Abstract

Salvage harvesting may represent an important additional impact on sediment and nutrient transfer in forest environments affected by wildfire. However, few studies have examined the effect of this management practice on stream water quality and catchment nutrient exports. In this paper, we investigate nutrient losses following post-wildfire salvage harvesting of a radiata pine plantation catchment compared to an adjacent natural eucalypt forest catchment that was also burnt but not harvested. The study catchments form part of the long-term Cropper Creek Hydrology Project (established in 1975) that is situated in south-eastern Australia. Post-fire monitoring (2007–2009) involved collection of both weekly and flow proportional water samples that were compared with previously reported data from samples collected prior to the fire (1997–2003). It was found that median values of total suspended solids (TSS) and turbidity returned to pre-fire levels within 3 years in both catchments, whereas maximum levels during storm events in the harvested pine catchment continued to exceed the eucalypt catchment. This reflected a previously reported large increase in post-fire sediment exports from the harvested pine catchment that was a minimum 180 times the eucalypt catchment over the study period. In contrast, the impact of harvesting on solute concentrations (nitrate-N, P, S, Cl, Na, K, Ca, Mg) was minor and most solutes returned to pre-fire levels within 2–3 years in both catchments. Nutrient exports from the pine catchment exceeded the eucalypt catchment by 102 times for particulate P associated with suspended material compared to 1.9–4 times for solutes.
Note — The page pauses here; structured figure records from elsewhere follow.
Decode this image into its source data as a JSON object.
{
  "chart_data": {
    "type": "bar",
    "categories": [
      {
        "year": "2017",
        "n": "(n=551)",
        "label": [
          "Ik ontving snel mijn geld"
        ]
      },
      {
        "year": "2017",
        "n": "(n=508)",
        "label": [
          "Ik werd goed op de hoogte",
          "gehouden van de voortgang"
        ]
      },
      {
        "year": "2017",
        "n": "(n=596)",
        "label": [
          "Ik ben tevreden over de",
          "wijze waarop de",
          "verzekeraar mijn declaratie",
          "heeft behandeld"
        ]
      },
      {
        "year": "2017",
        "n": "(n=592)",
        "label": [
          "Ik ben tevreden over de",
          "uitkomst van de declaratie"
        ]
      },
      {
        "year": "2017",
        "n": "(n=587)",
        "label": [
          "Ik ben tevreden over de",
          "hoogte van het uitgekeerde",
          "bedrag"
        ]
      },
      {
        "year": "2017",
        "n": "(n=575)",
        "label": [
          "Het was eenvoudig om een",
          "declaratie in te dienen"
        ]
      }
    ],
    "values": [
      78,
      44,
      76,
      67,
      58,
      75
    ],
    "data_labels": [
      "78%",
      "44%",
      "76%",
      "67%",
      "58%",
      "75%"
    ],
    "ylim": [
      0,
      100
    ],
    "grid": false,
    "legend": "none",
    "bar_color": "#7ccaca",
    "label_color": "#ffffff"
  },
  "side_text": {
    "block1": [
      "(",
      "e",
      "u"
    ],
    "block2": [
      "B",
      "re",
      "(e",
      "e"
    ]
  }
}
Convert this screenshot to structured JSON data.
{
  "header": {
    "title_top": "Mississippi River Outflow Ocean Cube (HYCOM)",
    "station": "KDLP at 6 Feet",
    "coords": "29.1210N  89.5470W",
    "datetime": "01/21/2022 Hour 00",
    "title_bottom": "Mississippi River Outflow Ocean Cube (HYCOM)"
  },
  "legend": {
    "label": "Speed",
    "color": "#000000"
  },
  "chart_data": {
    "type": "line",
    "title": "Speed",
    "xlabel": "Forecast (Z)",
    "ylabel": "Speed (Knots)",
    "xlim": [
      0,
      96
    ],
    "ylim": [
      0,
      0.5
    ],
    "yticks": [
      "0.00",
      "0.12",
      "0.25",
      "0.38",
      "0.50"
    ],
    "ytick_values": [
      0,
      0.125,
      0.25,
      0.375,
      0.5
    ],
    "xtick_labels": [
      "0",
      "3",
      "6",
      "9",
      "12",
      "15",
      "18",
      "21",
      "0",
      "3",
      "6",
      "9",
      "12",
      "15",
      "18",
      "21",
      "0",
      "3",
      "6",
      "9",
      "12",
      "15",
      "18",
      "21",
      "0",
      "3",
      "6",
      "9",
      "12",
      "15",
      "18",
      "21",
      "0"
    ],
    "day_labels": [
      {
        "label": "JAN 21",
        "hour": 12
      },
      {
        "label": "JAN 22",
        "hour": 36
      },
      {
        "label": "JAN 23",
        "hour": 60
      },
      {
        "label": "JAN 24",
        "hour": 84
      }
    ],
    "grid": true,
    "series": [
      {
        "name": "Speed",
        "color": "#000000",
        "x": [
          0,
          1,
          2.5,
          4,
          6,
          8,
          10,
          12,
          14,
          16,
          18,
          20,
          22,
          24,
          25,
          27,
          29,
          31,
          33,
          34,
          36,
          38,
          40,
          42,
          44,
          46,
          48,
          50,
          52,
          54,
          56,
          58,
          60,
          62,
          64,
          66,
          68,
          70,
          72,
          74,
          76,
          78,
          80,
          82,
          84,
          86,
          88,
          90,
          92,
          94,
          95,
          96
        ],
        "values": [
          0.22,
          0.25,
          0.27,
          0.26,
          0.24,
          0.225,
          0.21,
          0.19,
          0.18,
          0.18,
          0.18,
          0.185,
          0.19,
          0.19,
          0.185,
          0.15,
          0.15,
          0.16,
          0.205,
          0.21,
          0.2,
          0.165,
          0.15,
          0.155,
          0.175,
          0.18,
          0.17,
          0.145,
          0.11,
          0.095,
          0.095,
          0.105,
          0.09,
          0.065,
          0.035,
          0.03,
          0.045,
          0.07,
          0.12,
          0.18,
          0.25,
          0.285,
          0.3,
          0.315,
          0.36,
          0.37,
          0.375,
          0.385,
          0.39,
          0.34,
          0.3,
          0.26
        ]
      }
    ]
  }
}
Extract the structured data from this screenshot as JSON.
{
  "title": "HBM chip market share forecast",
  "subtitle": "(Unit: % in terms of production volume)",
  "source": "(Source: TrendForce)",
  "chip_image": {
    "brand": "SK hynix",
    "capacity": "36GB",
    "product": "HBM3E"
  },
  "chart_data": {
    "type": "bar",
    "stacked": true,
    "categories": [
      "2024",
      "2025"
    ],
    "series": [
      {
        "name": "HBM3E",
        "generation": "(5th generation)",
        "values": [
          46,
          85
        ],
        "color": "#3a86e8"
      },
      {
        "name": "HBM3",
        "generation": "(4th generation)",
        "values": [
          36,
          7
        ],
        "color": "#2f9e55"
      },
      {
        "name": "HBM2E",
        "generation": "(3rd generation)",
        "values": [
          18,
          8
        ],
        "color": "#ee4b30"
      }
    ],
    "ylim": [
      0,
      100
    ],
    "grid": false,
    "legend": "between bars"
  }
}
The post-fire changes in solute concentrations were generally similar for both catchments and the increase in solute exports was largely a result of greater discharge after the fire and harvesting compared to the burnt eucalypt catchment. The post-fire loss of particulate P in suspended sediment and bedload from the pine catchment for the study period was estimated at a minimum of 11 kg ha −1 and together with the estimated loss of P from burning and the removal of the pines represented approximately 6% of the total P in surface soil and fertilizer applied to the plantation.